Anything large is definitely something I'd suggest waiting on (though discussion is fine, of course) until more of the bugs are ironed out, heh. Actually getting the alignment/companion stuff in order would change the game drastically for a whole host of classes (any of the diplomatic ones*, at the absolutely least), just as an example. Same for all the inconsistent/buggy spells and abilities and whatnot, to say nothing of unimplemented stuff. Eventually bringing in the remaining prestige classes would probably do a lot in and of itself, heh.

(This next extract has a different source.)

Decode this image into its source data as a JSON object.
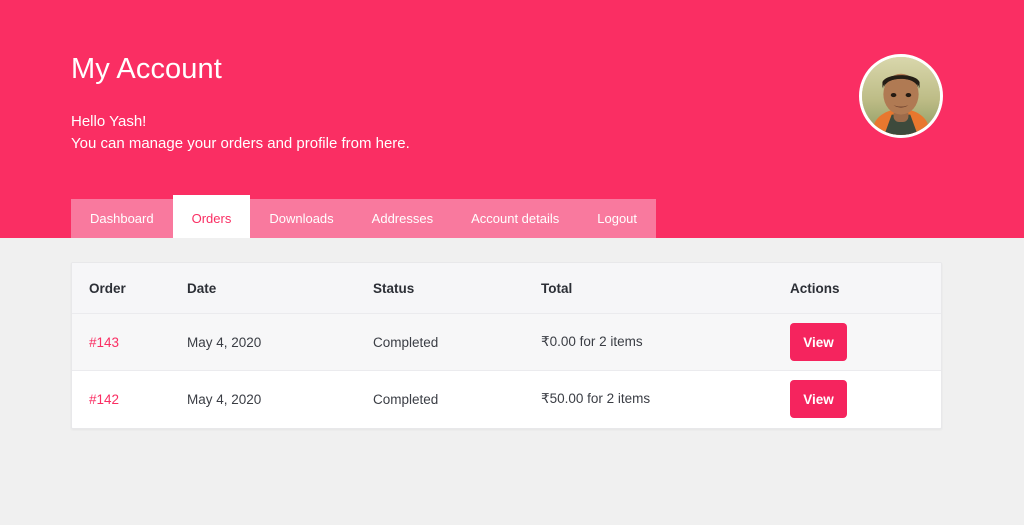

At the moment, I'd probably say only really worry balance-wise about stuff like class/race combinations being completely unable to win or somethin', which I'm relatively sure doesn't exist -- all of the classes can definitely be won, and none of the races have any glaring issues that really stop them from victory. Closest would probably be elves simply because Maeve is (/can be) a genuinely massive nuisance.

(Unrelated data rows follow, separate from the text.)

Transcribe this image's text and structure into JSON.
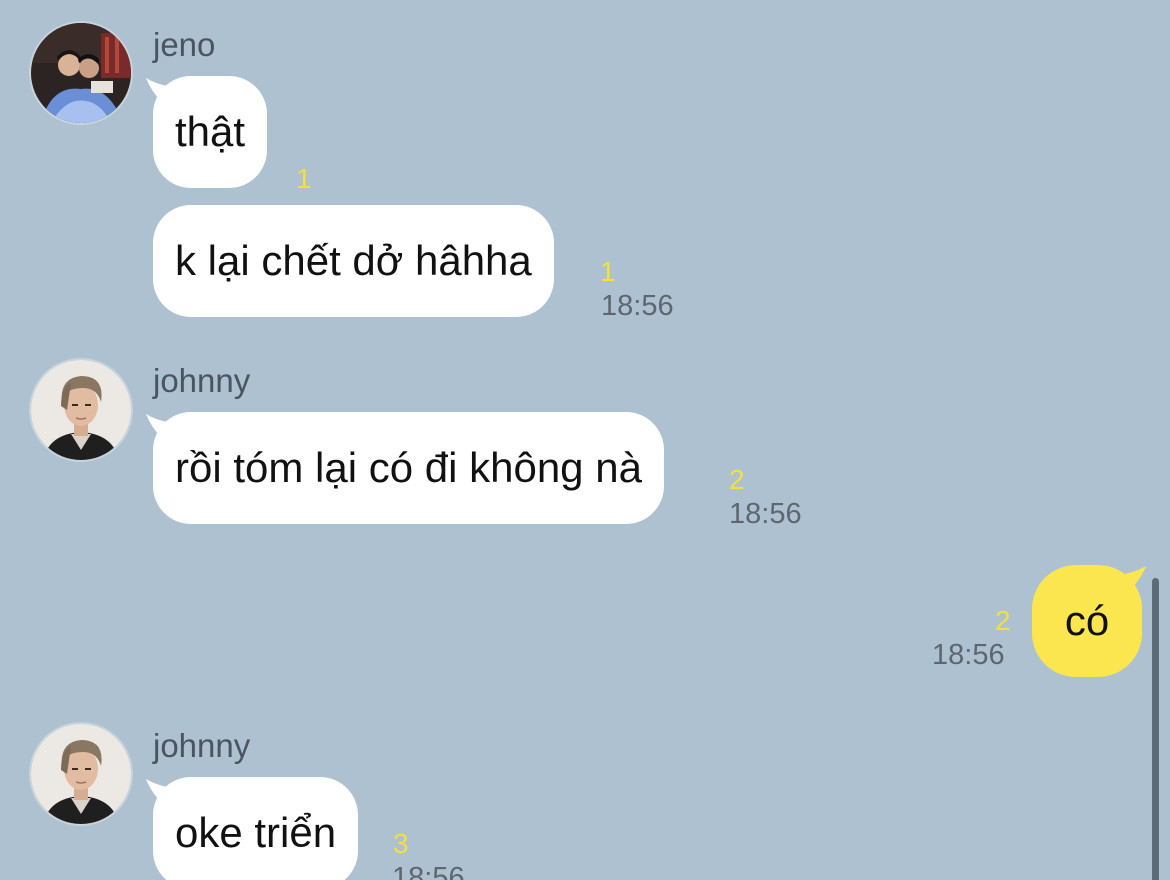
{
  "messages": [
    {
      "sender": "jeno",
      "avatar_icon": "avatar-photo-jeno",
      "bubbles": [
        {
          "text": "thật",
          "unread": "1",
          "time": ""
        },
        {
          "text": "k lại chết dở hâhha",
          "unread": "1",
          "time": "18:56"
        }
      ]
    },
    {
      "sender": "johnny",
      "avatar_icon": "avatar-photo-johnny",
      "bubbles": [
        {
          "text": "rồi tóm lại có đi không nà",
          "unread": "2",
          "time": "18:56"
        }
      ]
    },
    {
      "sender": "",
      "mine": true,
      "bubbles": [
        {
          "text": "có",
          "unread": "2",
          "time": "18:56"
        }
      ]
    },
    {
      "sender": "johnny",
      "avatar_icon": "avatar-photo-johnny",
      "bubbles": [
        {
          "text": "oke triển",
          "unread": "3",
          "time": "18:56"
        }
      ]
    }
  ],
  "colors": {
    "background": "#adc1d1",
    "incoming_bubble": "#ffffff",
    "outgoing_bubble": "#fbe64f",
    "unread_count": "#f4df3c",
    "timestamp": "#5e6770"
  }
}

Small tweaks here and there (like, say, dropping the Earthsinger's BAB requirement to +3, as an example) wouldn't be too bad, but anything big would probably be better waiting for later.

*And this definitely includes any of the casters -- companions and minions and whatnot are integral to really rocking the game with 'em, even (especially, to a certain extent), if you're not heavily utilizing summoning.

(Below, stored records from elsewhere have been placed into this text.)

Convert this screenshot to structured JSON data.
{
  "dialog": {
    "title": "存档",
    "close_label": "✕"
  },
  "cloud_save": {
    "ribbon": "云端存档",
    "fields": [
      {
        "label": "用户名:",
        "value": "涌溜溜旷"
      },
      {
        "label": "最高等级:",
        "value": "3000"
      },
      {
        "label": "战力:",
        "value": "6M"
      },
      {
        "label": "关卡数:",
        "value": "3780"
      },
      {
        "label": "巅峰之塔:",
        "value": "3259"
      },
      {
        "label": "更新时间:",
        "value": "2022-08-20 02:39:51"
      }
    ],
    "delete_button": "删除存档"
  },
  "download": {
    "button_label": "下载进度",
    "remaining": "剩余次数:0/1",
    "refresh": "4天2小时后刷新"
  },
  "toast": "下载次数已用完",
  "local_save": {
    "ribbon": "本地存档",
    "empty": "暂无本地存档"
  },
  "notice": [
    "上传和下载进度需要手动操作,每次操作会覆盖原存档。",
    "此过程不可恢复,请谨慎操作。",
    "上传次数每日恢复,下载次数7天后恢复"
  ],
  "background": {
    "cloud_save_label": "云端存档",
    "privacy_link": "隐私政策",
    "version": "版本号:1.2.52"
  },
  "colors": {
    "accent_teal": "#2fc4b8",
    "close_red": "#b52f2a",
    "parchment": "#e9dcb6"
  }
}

Here's the list of spells I'd consider making the same fix to:

Forest wall.  Solid fog.  Tanglefoot bag.  Wall of fog.  Gust of wind.

Any more?
Mm... I know grease can do it. Probably entangle (which I vaguely remember may not work at all... need to go through my druid spell list write-up fairly soon). Web? Create water, whirlpool (iirc... the one that creates turbulent water), which might be fair to turn stuff hostile if you drop it on top of something that can't swim, but it probably shouldn't turn, say, undead (who don't need to breath) allies hostile or whatnot. There's a couple higher-end spiked-ground/caltrop type spells the druids have, too... wall of thorns and spiked ground, looking 'em up -- which do have hostile/damaging components, but are the same sort of spell as Solid Fog, tanglefoot bags, or gust of wind.

Almost certainly more I'm forgetting. A lot of trap-created stuff will cause friendlies to turn hostile, actually, as well. Pretty much any AoE debuff or terrain creation/modification spell can cause friendlies to go hostile, really. There is a metamagic feat for avoiding effecting non-hostiles, though (judicious spell). Just not sure how well (if) it works. I really need to run some metamagic heavy games one of these days... I've never really used the stuff.